Actualités et analyses francophones du Sahel, pour mieux comprendre les transformations de la région.
Tchad : la libération de 150 détenus à Klessoum, un tournant aux effets immédiats pour les familles et l’économie locale

Une décision présidentielle aux répercussions directes sur le quotidien des citoyens

La remise collective de peines accordée à 150 condamnés de la Maison d’arrêt et de correction de Klessoum produit déjà des effets tangibles sur le terrain. Pour les familles concernées, cette mesure signifie la fin d’une séparation éprouvante et le retour d’un soutien économique souvent indispensable. Pour les quartiers de N’Djamena, elle représente un afflux de main-d’œuvre et une réduction de la pression sociale liée à l’incarcération prolongée de proches.

Mercredi 16 septembre 2026, la ministre de la Justice, Garde des sceaux, chargée des droits humains, Mme Ndolenodji Alixe Naïmbaye, a présidé la cérémonie officielle d’application du Décret N°2151/PR/2026 du 14 août 2026 portant remise collective de peines. L’événement s’est tenu dans les locaux de l’établissement pénitentiaire, en présence du Procureur de la République près le tribunal de grande instance de N’Djamena, du Président du tribunal de grande instance de N’Djamena, du Procureur Général près la cour d’appel de N’Djamena, du Secrétaire général du ministère de la Justice, des responsables des forces de défense et de sécurité ainsi que des acteurs de la société civile.

Ce que change concrètement la grâce pour les bénéficiaires

Au total, 150 détenus ont recouvré la liberté en vertu de ce texte réglementaire. L’application immédiate du barème légal fixé par le décret a entraîné la libération d’office de ces condamnés dont les peines résiduelles se trouvent désormais entièrement purgées. Des attestations de mise en liberté leur ont été remises au cours de la cérémonie, marquant un moment de joie et d’émotion avant une photo de famille immortalisant l’événement.

Dans son allocution, la ministre de la Justice a rendu un vibrant hommage au Chef de l’État qui, pour des considérations d’humanité et d’équité, a décidé d’accorder sa clémence à des concitoyens faisant l’objet de décisions pénales définitives et exécutoires. « Pour le Maréchal du Tchad, tout citoyen mérite une justice compétente, rapide, accessible et équitable », a-t-elle affirmé.

Un impact limité à la peine d’emprisonnement

La ministre a rappelé que la grâce est un privilège régalien prévu par la Constitution, souvent utilisé par le Président de la République en faveur de milliers de condamnés, dont les peines sont soit remises totalement, soit substituées à des peines moins fortes. C’est dans ce contexte que le Maréchal Mahamat Idriss Deby Itno, Président de la République, Chef de l’État, en sa qualité de père de la nation, a pris le Décret N°2151/PR/2026 du 14 août 2026 portant remise collective de peines.

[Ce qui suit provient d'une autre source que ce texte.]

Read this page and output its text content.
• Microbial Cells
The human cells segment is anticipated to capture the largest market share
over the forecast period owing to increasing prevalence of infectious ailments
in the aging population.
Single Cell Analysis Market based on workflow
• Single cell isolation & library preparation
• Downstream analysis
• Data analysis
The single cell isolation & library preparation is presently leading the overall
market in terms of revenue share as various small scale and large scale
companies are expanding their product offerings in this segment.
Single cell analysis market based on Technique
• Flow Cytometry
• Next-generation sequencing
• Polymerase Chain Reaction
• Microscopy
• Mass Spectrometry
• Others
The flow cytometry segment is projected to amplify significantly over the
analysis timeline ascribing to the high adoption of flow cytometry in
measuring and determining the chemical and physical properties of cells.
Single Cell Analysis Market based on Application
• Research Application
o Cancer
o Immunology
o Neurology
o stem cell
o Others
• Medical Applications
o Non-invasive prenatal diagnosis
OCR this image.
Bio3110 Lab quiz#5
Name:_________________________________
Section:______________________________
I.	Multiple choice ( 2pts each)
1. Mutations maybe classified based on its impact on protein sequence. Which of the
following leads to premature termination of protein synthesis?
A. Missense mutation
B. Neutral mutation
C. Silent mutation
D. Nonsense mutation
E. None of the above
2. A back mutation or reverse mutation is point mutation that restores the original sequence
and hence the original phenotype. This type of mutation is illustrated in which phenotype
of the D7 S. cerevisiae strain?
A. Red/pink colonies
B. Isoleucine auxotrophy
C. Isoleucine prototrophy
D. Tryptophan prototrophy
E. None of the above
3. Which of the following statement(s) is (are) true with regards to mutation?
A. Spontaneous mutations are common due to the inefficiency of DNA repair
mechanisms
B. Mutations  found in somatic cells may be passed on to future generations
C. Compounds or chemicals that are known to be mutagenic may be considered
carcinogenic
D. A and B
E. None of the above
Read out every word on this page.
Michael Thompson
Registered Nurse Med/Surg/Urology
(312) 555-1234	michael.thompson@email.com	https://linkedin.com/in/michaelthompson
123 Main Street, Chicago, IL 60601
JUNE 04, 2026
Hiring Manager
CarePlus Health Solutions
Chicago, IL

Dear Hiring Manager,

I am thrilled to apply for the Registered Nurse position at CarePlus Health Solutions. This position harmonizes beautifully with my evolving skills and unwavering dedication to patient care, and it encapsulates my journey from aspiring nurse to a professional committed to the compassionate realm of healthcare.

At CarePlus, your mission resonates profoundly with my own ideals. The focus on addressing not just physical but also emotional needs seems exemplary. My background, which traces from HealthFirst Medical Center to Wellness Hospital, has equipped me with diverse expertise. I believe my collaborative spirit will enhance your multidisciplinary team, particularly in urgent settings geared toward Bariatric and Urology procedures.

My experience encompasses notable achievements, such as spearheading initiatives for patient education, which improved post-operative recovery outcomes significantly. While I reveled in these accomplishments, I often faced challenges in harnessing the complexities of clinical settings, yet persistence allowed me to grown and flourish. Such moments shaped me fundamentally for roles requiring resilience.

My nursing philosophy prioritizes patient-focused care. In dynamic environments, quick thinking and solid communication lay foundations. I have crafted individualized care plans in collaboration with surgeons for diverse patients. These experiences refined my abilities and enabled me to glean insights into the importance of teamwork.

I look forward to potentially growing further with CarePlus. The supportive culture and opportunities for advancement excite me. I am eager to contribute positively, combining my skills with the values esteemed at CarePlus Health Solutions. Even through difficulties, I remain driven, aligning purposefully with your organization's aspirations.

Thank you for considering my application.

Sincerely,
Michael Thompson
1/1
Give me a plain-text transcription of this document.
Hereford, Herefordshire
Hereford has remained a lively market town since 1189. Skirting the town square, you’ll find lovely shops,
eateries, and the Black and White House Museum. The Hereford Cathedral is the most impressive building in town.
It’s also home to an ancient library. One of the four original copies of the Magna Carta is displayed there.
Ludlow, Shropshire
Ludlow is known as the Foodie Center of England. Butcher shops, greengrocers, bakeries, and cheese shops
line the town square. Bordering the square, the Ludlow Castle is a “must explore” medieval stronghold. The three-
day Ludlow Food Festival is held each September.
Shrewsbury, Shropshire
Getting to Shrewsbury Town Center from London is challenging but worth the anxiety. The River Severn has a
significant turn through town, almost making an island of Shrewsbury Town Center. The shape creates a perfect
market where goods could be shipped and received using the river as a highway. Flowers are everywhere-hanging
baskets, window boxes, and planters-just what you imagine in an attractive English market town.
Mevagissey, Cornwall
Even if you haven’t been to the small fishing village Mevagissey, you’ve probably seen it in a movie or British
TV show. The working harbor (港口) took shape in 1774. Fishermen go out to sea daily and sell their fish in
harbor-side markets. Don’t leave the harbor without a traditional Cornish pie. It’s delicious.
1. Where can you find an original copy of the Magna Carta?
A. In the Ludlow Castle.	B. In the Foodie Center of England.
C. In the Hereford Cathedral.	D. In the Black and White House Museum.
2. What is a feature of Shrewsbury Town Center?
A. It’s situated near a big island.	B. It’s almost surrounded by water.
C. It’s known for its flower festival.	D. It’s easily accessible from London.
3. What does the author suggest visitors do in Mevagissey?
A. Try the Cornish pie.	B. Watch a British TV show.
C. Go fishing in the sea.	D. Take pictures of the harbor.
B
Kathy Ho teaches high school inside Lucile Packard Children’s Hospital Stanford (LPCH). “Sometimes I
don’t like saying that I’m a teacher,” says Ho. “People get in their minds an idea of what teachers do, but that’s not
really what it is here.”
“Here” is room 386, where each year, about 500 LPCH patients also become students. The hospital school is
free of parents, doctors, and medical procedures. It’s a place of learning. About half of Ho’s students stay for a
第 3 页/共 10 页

La ministre a salué un acte empreint d’humanisme et de compassion, qualifié de temps fort pour des concitoyens condamnés définitifs de droit commun bénéficiant d’une réduction partielle et échelonnée du quantum de leurs peines privatives de liberté, voire d’une libération.

Elle a toutefois précisé que cette mesure s’applique exclusivement à la sanction pénale d’emprisonnement et ne saurait effacer les droits de l’État, des parties civiles et des tiers. Une nuance essentielle pour les victimes et les créanciers, dont les recours restent intacts.

Des conséquences pour la politique pénitentiaire et l’État de droit

Selon la ministre, cette décision répond aux exigences fondamentales de la politique publique de la justice et de l’administration pénitentiaire. D’une part, elle procède d’une volonté affirmée d’humaniser les conditions de détention et d’aménager pragmatiquement l’exécution des peines. D’autre part, elle traduit une clémence ciblée mais positive. Au nom du gouvernement, elle a réaffirmé la détermination de son département à poursuivre la modernisation des institutions judiciaires et la consolidation de l’État de droit, avec l’appui des partenaires dont elle a salué l’engagement constant.

Pour les acteurs du secteur, cette libération massive pose aussi la question de la réinsertion des ex-détenus et de l’accompagnement des familles. Si la mesure allège à court terme la pression carcérale, ses effets à long terme dépendront des dispositifs d’appui socio-économique mis en place pour ces citoyens de retour dans la vie active.